A lifelong vegetarian, Mrs. Nearing also did not take aspirin or use a credit card. Instead, she helped to restore the soil of her farm, build a stone farmhouse and outbuildings and plant an organic garden. In her pantry, she filled barrels with flour and sugar, much like New England dwellers a hundred or more years before her.

"In November, the rafters in our big country kitchen are hung with braids of onions and shallots, with ears of dried corn, with drying herbs (mint, tarragon, thyme, parsley, celery, sage and lovage)," she once wrote in a letter to The New York Times.

"Of bottled canned goods in the kitchen cellar, we have 160 quarts of vegatable soup and tomato juice, 132 quarts of rose hips, 80 quarts of applesauce, 146 quarts of raspberries, and jars and jars of jam," she wrote.

Mrs. Nearing drew a parallel between the people who immigrated to New England in the 1700's and "the many young people of today who find no satisfactory way to exercise or develop their talents and interests in modern city or suburb."

"They are willing and eager to clear their land, build their homes, dig and cultivate their own gardens and subsist on their own work," she said. "They are finding out that it is possible to live daily self-sufficient lives even in the middle of the 20th century."

Believing in the adage "waste not, want not,"낭비하지않으면 부족함이 없다. she wrote about all her experiences, providing New Age homesteaders with 10- and 20-year projects leading toward "the good life."

"The Maple Sugar Book," which she wrote with her husband and which was published by Schocken in 1950, told not only of the art and history of sugaring but also of the practical details of sugar making.

Another primer, "Building and Using Our Sun-Heated Greenhouse," published in 1971 by Dutton and now out of print, told of how to grow vegetables year-round in New England without artificial heating.

 

Among the books that Mrs. Nearing wrote alone were "Wise Words on the Good Life" (Schocken, 1983) and "Simple Food for the Good Life" (Stillpoint, 1983), which she described as "an anti-cooking book that advocates fresh raw foods and minimal cooking."

Her latest work, to be published this month by Tilbury House, "Light on Aging and Dying," is a collection of quotations inspired by the death of her husband 12 years ago.

 

Mrs. Nearing, who was born in Ridgewood, N.J., graduated from Ridgewood High School, then traveled extensively aboard, studying the violin, which she gave up for gardening when she married Mr. Nearing.

 

The Nearings began their long journey in search of the good life in 1932, when Mr. Nearing, a professor of economics, left the academic world and moved far away from New York City and the Depression to the wilderness of Vermont, where they built their first farm.

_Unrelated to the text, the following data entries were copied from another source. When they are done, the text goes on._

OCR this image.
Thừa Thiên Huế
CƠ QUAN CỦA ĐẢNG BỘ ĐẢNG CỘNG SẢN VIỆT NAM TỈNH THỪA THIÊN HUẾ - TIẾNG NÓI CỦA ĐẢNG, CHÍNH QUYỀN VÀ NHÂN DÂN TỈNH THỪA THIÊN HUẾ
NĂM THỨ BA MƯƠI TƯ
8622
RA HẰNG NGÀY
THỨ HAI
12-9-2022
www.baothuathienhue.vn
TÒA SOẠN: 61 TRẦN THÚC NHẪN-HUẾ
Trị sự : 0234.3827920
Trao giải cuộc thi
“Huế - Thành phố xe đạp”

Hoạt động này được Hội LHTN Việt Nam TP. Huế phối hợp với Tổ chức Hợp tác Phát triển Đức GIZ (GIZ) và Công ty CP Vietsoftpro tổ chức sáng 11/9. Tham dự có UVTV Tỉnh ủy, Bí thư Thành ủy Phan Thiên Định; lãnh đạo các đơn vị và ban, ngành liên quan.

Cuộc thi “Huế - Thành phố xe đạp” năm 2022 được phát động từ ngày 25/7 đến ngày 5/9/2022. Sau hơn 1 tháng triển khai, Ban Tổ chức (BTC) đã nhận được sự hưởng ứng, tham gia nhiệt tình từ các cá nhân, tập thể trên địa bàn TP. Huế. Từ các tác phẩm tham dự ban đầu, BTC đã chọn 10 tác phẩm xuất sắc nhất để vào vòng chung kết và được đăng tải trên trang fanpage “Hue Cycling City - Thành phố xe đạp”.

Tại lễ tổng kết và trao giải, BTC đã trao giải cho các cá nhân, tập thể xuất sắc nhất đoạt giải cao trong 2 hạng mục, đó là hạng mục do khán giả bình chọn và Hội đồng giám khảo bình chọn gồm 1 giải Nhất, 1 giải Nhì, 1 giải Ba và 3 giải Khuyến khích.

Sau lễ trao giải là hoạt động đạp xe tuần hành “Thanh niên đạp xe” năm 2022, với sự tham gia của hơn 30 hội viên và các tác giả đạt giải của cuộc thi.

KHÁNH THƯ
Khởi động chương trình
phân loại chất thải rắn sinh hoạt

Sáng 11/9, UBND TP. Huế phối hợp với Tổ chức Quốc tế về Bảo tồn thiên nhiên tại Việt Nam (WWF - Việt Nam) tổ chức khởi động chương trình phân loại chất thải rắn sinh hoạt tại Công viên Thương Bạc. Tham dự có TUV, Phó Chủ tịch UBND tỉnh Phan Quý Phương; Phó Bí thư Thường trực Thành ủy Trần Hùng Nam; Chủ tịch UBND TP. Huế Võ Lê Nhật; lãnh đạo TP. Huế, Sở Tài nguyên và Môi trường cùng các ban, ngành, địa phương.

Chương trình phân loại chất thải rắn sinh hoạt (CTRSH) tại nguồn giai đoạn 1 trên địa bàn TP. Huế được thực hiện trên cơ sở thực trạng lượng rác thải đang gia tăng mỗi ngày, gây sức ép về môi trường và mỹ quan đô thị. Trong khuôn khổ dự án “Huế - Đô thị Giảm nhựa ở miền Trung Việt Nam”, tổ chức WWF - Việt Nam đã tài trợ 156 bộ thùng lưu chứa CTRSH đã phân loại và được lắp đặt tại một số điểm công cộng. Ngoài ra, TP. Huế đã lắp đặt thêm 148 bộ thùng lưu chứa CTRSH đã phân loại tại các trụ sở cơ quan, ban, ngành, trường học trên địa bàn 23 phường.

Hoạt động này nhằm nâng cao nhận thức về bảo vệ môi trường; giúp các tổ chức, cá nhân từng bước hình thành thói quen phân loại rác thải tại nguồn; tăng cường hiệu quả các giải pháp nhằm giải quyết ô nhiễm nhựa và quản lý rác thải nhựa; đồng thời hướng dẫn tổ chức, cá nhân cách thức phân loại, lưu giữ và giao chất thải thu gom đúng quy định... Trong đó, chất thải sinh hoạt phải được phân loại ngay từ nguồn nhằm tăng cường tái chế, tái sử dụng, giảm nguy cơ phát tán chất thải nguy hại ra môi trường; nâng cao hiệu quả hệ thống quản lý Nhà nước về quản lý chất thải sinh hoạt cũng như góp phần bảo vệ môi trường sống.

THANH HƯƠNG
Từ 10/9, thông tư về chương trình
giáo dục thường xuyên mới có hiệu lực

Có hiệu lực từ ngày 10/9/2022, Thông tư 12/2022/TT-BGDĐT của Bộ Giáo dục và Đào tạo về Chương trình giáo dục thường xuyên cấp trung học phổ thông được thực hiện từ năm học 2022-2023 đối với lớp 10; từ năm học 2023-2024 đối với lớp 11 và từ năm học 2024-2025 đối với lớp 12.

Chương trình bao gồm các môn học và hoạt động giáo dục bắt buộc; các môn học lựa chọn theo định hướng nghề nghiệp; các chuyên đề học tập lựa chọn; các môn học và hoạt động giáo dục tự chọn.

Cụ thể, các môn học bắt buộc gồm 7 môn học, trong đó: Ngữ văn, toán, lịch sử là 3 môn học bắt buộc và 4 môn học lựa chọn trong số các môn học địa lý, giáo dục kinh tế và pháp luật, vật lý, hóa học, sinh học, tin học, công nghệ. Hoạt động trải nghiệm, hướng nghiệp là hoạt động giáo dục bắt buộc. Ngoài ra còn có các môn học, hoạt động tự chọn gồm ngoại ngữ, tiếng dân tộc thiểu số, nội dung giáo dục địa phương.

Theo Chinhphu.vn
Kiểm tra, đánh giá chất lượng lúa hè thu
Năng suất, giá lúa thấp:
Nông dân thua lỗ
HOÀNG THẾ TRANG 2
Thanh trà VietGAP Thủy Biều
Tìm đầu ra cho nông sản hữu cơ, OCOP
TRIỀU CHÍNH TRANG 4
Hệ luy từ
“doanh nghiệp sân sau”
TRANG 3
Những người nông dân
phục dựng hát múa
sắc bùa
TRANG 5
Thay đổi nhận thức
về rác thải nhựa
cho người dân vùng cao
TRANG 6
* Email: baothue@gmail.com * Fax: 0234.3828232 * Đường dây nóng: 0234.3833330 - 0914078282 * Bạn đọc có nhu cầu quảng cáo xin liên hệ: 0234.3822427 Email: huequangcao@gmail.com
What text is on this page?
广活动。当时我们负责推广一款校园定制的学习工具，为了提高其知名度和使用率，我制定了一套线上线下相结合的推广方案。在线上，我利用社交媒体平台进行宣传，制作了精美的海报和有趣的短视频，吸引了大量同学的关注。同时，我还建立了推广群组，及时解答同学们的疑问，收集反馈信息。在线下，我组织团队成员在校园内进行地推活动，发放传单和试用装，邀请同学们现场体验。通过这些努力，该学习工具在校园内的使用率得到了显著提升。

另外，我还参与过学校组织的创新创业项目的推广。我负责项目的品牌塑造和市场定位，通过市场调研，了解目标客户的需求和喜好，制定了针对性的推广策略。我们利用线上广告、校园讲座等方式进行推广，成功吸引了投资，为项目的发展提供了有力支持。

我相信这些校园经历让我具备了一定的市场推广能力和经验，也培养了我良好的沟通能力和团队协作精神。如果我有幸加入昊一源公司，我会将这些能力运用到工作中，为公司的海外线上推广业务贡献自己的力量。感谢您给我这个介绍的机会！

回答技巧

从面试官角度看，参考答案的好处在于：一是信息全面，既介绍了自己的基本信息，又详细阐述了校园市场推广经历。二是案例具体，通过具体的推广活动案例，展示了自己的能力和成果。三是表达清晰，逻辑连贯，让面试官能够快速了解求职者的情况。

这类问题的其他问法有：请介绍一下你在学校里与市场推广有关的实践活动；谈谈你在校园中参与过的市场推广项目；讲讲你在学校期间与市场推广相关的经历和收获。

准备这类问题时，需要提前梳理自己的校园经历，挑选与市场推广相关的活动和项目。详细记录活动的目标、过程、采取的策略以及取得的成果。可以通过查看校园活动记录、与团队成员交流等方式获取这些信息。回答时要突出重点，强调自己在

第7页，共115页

Twenty years later, feeling crowded by a nearby ski lift and growing tourism, they headed for Maine.

They kept a car and a pickup truck but permitted no machines on the farm that were not run by human or animal power.

 

According to the Nearings' wishes, an education and retreat center is to be established on Forest Farm after their deaths. The nonprofit center, to be called the Good Life Center, is to be administered and financed in part by the Trust for Public Land of Boston, an organization that preserves rural sites and crafts.

The Social Science Institute, formed in 1953 to print political and economic pamphlets written by Mr. Nearing, will become part of the Good Life Center.

 

Mrs. Nearing is survived by a sister, Alice Vaughan of Dorset, Vt.; a niece, Barbara Tuttle, and a nephew, C. B. Vaughan, both of Dorset, and a stepson, Robert Nearing of Troy, Pa.

A memorial service will be held at 2 P.M. on Sunday, Oct. 1, at the Brookville Community Center in South Brookville, Me.